День стоял ясный, но несколько ветреный. Они были чем-то вроде живой детали пейзажа в самом низу картины: за столом – массивную ножку которого составляли крест-накрест положенные поленья – в саду ресторана. Официантка не слышала, когда ее звали из сада: ресторан был на некотором расстоянии. Сюда вели три ступени, в центре – бар и основной зал, в правом крыле, более поздней постройки, – банкетный, с начала войны закрытый, с левой стороны – навес для садовых инструментов. Сад был густой, беспорядочно заросший, тисовый кустарник, когда-то аккуратно подрезанный, замысловато разгораживал его на небольшие отсеки, повсюду торчали странные зеленые дротики, этакие тросточки с курчавыми листьями, неведомое многолетнее растение, без малого в рост человека. Посетителей никого, кроме них и еще двоих, немного поодаль, возле голубой решетки, по ту сторону круглого стола, слишком для них просторного; эти двое, французы, сидели рядом, один из них поставил на землю свой кожаный портфель, ног его видно не было, мешал стол; второй был в черных сапогах и потрепанных светло-коричневых брюках военного образца.

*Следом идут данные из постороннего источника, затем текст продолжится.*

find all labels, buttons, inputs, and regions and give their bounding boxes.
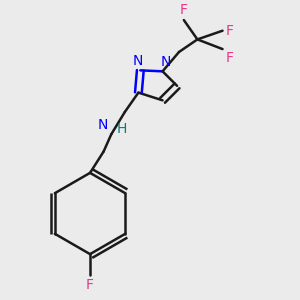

Но все это – лишь деталь пейзажа в самом низу картины. И то, как Лотта, серая, в белой манишке и нитяных чулках, украдкой поглядывала на двух парней, и то, как они тянули белое вино, делали вид, что тоже слегка заинтригованы, а сами в это время говорили совсем о другом. И то, как майор фон Лютвиц-Рандау, играя по дороге со здоровенной рыжей собакой, отправился на кухню, чтобы заказать две рюмки коньяку. Все – лишь мелкие детали у нижнего края большого французского пейзажа в глубине долины, где течет широкая дофинейская река, хмурая и серая даже летом, суровая из-за своих каменистых островков, крутых излучин, железных мостов. С этой стороны видна только чересполосица пастбищ и выжженных солнцем полей, картина предстает неполной, неверной; впереди, по ту сторону бесконечно широкого потока, долина штурмует горные кручи. И надо запрокинуть голову, чтобы увидеть зубчатую каменную кромку – неровный фестон на подоле неба, пробитые временем бойницы, выветрившиеся утесы, так похожие на высотные карьеры, на остром выступе скалы – башню, сквозь ажурную резьбу ее стен странным образом просвечивает пустое пространство. Тянущееся вдоль всего горизонта крутогорье – словно гигантская груда древних окаменелостей, так и кажется, что при случайной игре света камни вдруг обернутся скелетом допотопного животного, костями ископаемых чудовищ. Со времен Великого оледенения эти голые склоны пережили множество стихийных бедствий, были свидетелями сражений Земли и Неба. Они помнят набеги и нашествия, видели, как спасались бегством мирные племена; по ним карабкались преследователи в погоне за преступниками и за невинными жертвами. Сколько раз по этим отрогам Альп спускались обозы чужеземцев, рослых белокожих людей с пиками и ножами?… Какие песни навсегда умолкли в долине за долгие века? А ведь были и религиозные войны,[6] битва гор и равнин из-за расхождения взглядов на пречистую деву Марию; было и великое опьянение монтаньяров[7] гордым словом Свобода, когда там, у Гренобля, крестьяне и пастухи клялись на шпагах, скрещенных с пастушьими посохами, и эта клятва предшествовала всему, что было потом, всем битвам и всем клятвам Революции. Здесь, по выжженным добела скалам, прокатилось эхо призыва к восстанию против тирании, а потом здесь же перекликались дозорные: в городах темные силы коалиции готовились вернуть в рабство тех, кто ответил на зов монтаньяров.